The last hazard featured on this list that landlords should monitor when investing in properties is lead. Lead, like asbestos, can be found in a variety of different sources throughout your property. It is more common in houses before 1980, due to the fact that lead paint was in most houses then. Exposure to large amounts of lead can result in lead poisoning, which affects a person’s brain, liver, kidney, and bones. It is also extremely harmful to any children or pregnant woman living on your property.
Sources of lead can be in different areas such as:
- Older homes & buildings
- Lead paint on walls
- In dust
- In certain home’s drinking water
As mentioned previously, the most common problem area for the lead on your property is in lead-based paint. It is important to remember the signs of lead-based paint, as in many houses the paint could be painted over with by regular paint. Deteriorating lead-based paint shows signs of damage through chipping, chalking, cracks, or dampness. This can be particularly harmful to children as the paint can chip off and become accessible to be chewed on.

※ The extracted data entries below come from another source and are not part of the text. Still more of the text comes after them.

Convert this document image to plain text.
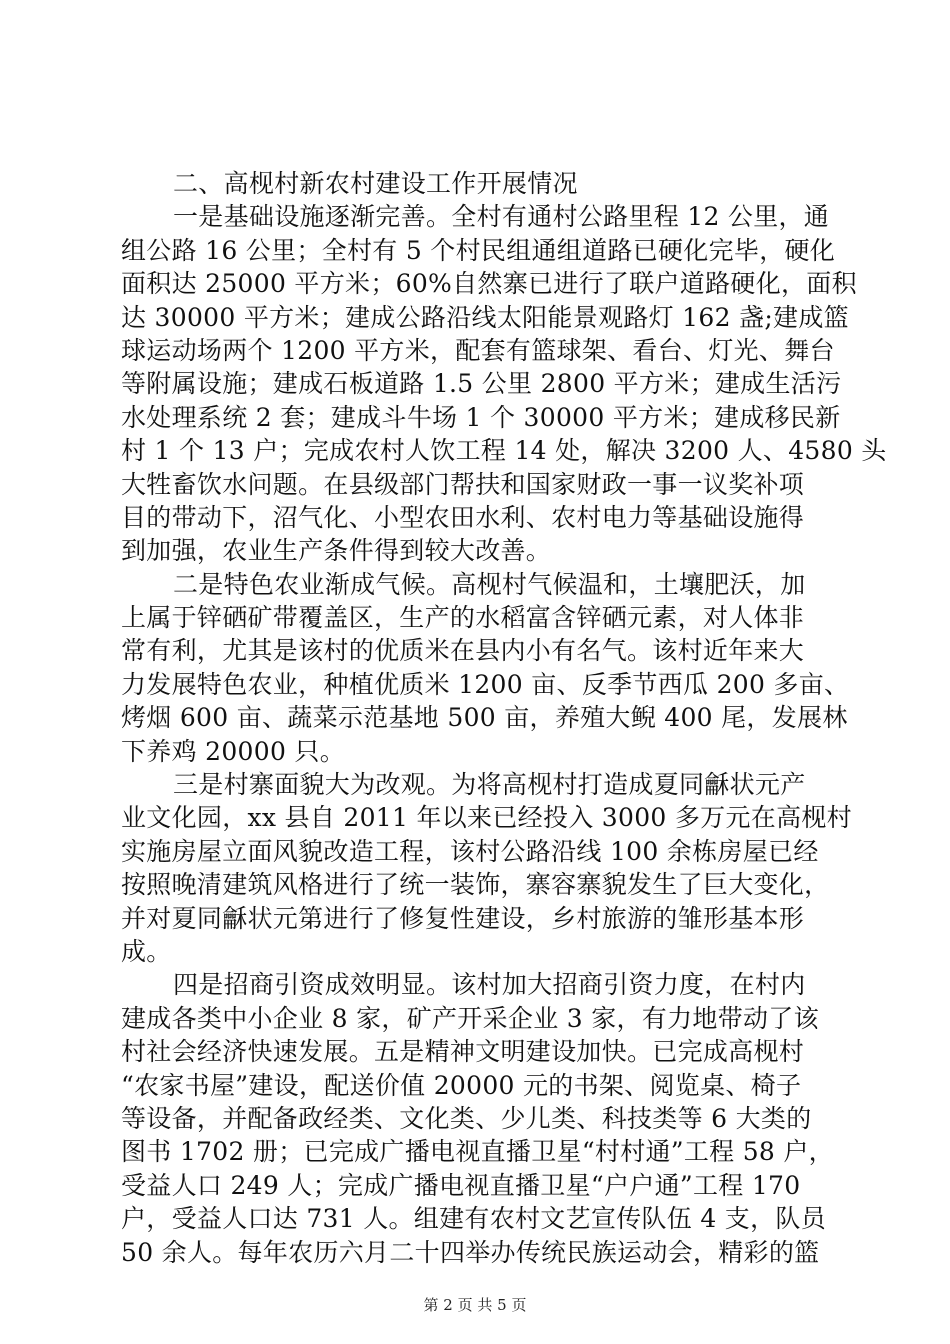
二、高枧村新农村建设工作开展情况
一是基础设施逐渐完善。全村有通村公路里程 12 公里，通
组公路 16 公里；全村有 5 个村民组通组道路已硬化完毕，硬化
面积达 25000 平方米；60%自然寨已进行了联户道路硬化，面积
达 30000 平方米；建成公路沿线太阳能景观路灯 162 盏;建成篮
球运动场两个 1200 平方米，配套有篮球架、看台、灯光、舞台
等附属设施；建成石板道路 1.5 公里 2800 平方米；建成生活污
水处理系统 2 套；建成斗牛场 1 个 30000 平方米；建成移民新
村 1 个 13 户；完成农村人饮工程 14 处，解决 3200 人、4580 头
大牲畜饮水问题。在县级部门帮扶和国家财政一事一议奖补项
目的带动下，沼气化、小型农田水利、农村电力等基础设施得
到加强，农业生产条件得到较大改善。
二是特色农业渐成气候。高枧村气候温和，土壤肥沃，加
上属于锌硒矿带覆盖区，生产的水稻富含锌硒元素，对人体非
常有利，尤其是该村的优质米在县内小有名气。该村近年来大
力发展特色农业，种植优质米 1200 亩、反季节西瓜 200 多亩、
烤烟 600 亩、蔬菜示范基地 500 亩，养殖大鲵 400 尾，发展林
下养鸡 20000 只。
三是村寨面貌大为改观。为将高枧村打造成夏同龢状元产
业文化园，xx 县自 2011 年以来已经投入 3000 多万元在高枧村
实施房屋立面风貌改造工程，该村公路沿线 100 余栋房屋已经
按照晚清建筑风格进行了统一装饰，寨容寨貌发生了巨大变化，
并对夏同龢状元第进行了修复性建设，乡村旅游的雏形基本形
成。
四是招商引资成效明显。该村加大招商引资力度，在村内
建成各类中小企业 8 家，矿产开采企业 3 家，有力地带动了该
村社会经济快速发展。五是精神文明建设加快。已完成高枧村
“农家书屋”建设，配送价值 20000 元的书架、阅览桌、椅子
等设备，并配备政经类、文化类、少儿类、科技类等 6 大类的
图书 1702 册；已完成广播电视直播卫星“村村通”工程 58 户，
受益人口 249 人；完成广播电视直播卫星“户户通”工程 170
户，受益人口达 731 人。组建有农村文艺宣传队伍 4 支，队员
50 余人。每年农历六月二十四举办传统民族运动会，精彩的篮
第 2 页 共 5 页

If any paint that contains lead is found and in a damaged state, immediate attention should be required! You can either contact a lead removal consultant or invest in the necessary equipment to remove the lead from your property. Equipment would include a half respirator, plastic to make sure lead dust particles don’t get released airborne, and rubber gloves. Lastly, your property’s drinking water should be tested to ensure it has safe traces of lead.
The last thing you want as a landlord is for any of your tenants to be exposed to hazardous materials that can lead to major health concerns on your property.
Inquire about any of these hazards during the buying process if possible. Knowing can give you an advantage in price negotiations and allow you to work in the estimated price to fix these hazards.
These hazards can usually be tested for or discovered early for a relatively lower cost than later after a high level of exposure and potential health effects have occurred.